The patient denied receiving any tick bite but reported that she regularly fed domestic rabbits in cages. Her symptoms began a few days after she killed and skinned rabbits, which were then kept frozen but not eaten by the family.
Examination of the removed lymph node samples confirmed the presence of nonspecific lymphadenitis. Routine cultures and mycobacterial cultures remained sterile, but F. tularensis DNA was detected in lymph node samples by using specific real-time PCR targeting the gene encoding a 23-kDa surface protein (5). PCR amplification and sequencing of the 16S rDNA–23S rDNA intergenic spacer region (5) directly from lymph node tissue confirmed the presence of DNA from F. tularensis subsp. holarctica. Serum samples collected in late February and on March 15, 2006, were tested by using an immunofluorescence assay and a homemade F. tularensis antigen (5). Both samples were positive, with IgM and IgG titers of 320 (cutoff titers of >160).
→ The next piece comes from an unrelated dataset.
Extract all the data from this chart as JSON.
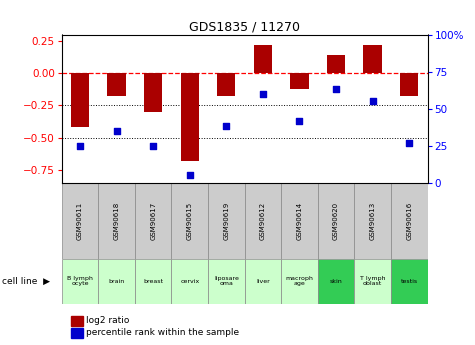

Because the patient was pregnant and tularemia in France has been caused only by biovar 1 strains of F. tularensis subsp. holarctica (2), which are naturally susceptible to macrolides, she was treated with azithromycin (500 mg/d for 6 weeks). She recovered, with no complications for herself or her baby.
The patient reported that the rabbits were reared outdoors, in floor-level, wire-mesh cages; therefore, we suspected the animals were infected with F. tularensis through contact with wild fauna. Attempts to detect F. tularensis in pieces of the frozen rabbits by culture and PCR tests were unsuccessful. All family members of the patient also tested negative for F. tularensis.